- We use the following Bayes formula to find probability: P(Si|Wi) = P(Wi|Si) * P(Si)/P(Wi)
- Since the denominator will remain same for given word, we ignore the P(Wi). P(Si|Wi) = P(Wi|Si) * P(Si)
- For each word Wi in test sentence, the part of speech tag Si with the maximum probability P(Si|Wi) is considered for classifying the word Wi
- Handling new words in simple model: If a word in the test sentence is not present in emission probability calculated from training data then we assign emission probability to that word = (minimum of all emission probabilities)*0.1
Hidden Markov Model(HMM) using Viterbi
- Viterbi is based on dynamic programming
- The number of states in Viterbi model = number of words in test sentence
- For the first word, we only calculate emission probability * prior probability for all 12 parts of speech and save the values in dictionary v["state, part of speech"]
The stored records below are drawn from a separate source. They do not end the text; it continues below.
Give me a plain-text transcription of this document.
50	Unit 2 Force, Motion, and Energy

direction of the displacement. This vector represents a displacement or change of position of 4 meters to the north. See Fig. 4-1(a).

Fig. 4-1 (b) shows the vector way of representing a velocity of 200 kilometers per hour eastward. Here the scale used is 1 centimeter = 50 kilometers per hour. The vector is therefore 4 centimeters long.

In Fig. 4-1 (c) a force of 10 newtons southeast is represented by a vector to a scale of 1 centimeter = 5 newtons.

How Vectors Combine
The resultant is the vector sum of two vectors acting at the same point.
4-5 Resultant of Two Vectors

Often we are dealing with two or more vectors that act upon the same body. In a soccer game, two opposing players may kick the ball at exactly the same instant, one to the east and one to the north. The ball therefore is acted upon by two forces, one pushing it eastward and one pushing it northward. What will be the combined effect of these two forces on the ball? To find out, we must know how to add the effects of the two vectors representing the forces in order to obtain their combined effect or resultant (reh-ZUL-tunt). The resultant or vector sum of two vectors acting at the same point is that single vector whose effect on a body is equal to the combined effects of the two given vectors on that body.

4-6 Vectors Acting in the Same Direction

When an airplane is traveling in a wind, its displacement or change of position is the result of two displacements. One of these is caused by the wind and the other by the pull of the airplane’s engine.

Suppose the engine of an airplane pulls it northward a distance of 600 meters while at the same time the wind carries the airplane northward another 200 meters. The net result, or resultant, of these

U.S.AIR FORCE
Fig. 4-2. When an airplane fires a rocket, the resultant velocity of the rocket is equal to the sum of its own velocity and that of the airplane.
- From second word onwards, we calculate max for each of 12 part of speech = max(previous Viterbi state * transition probability). Corresponding part of speech and pervious part of speech is stored in a list of list called tag. Then we multiply this value with corresponding emission probability and get value for 2nd Viterbi state
- This process continues till last word of sentence
- We find max value of last Viterbi state which is stored in dictionary v and get corresponding part of speech tag which is the tag for last word in sentence. We then backtrack using this part of speech to find tags for each word
- Handling emission probabilities of new words by assigning min(emission probability)*0.1
- We have first taken log of individual probabilities (emission, transition) and then added them instead of multiplication given in formula to handle underflow problem
- First, generate a random sample consisting of all nouns. From this sample, we generate a new sample using create_sample() function
- To generate a sample, the probability of a part of speech tag for a word is calculated, given all the other words and their corresponding tags observed, that is P(S_i | (S - {S_i}), W1,W2,...,Wn)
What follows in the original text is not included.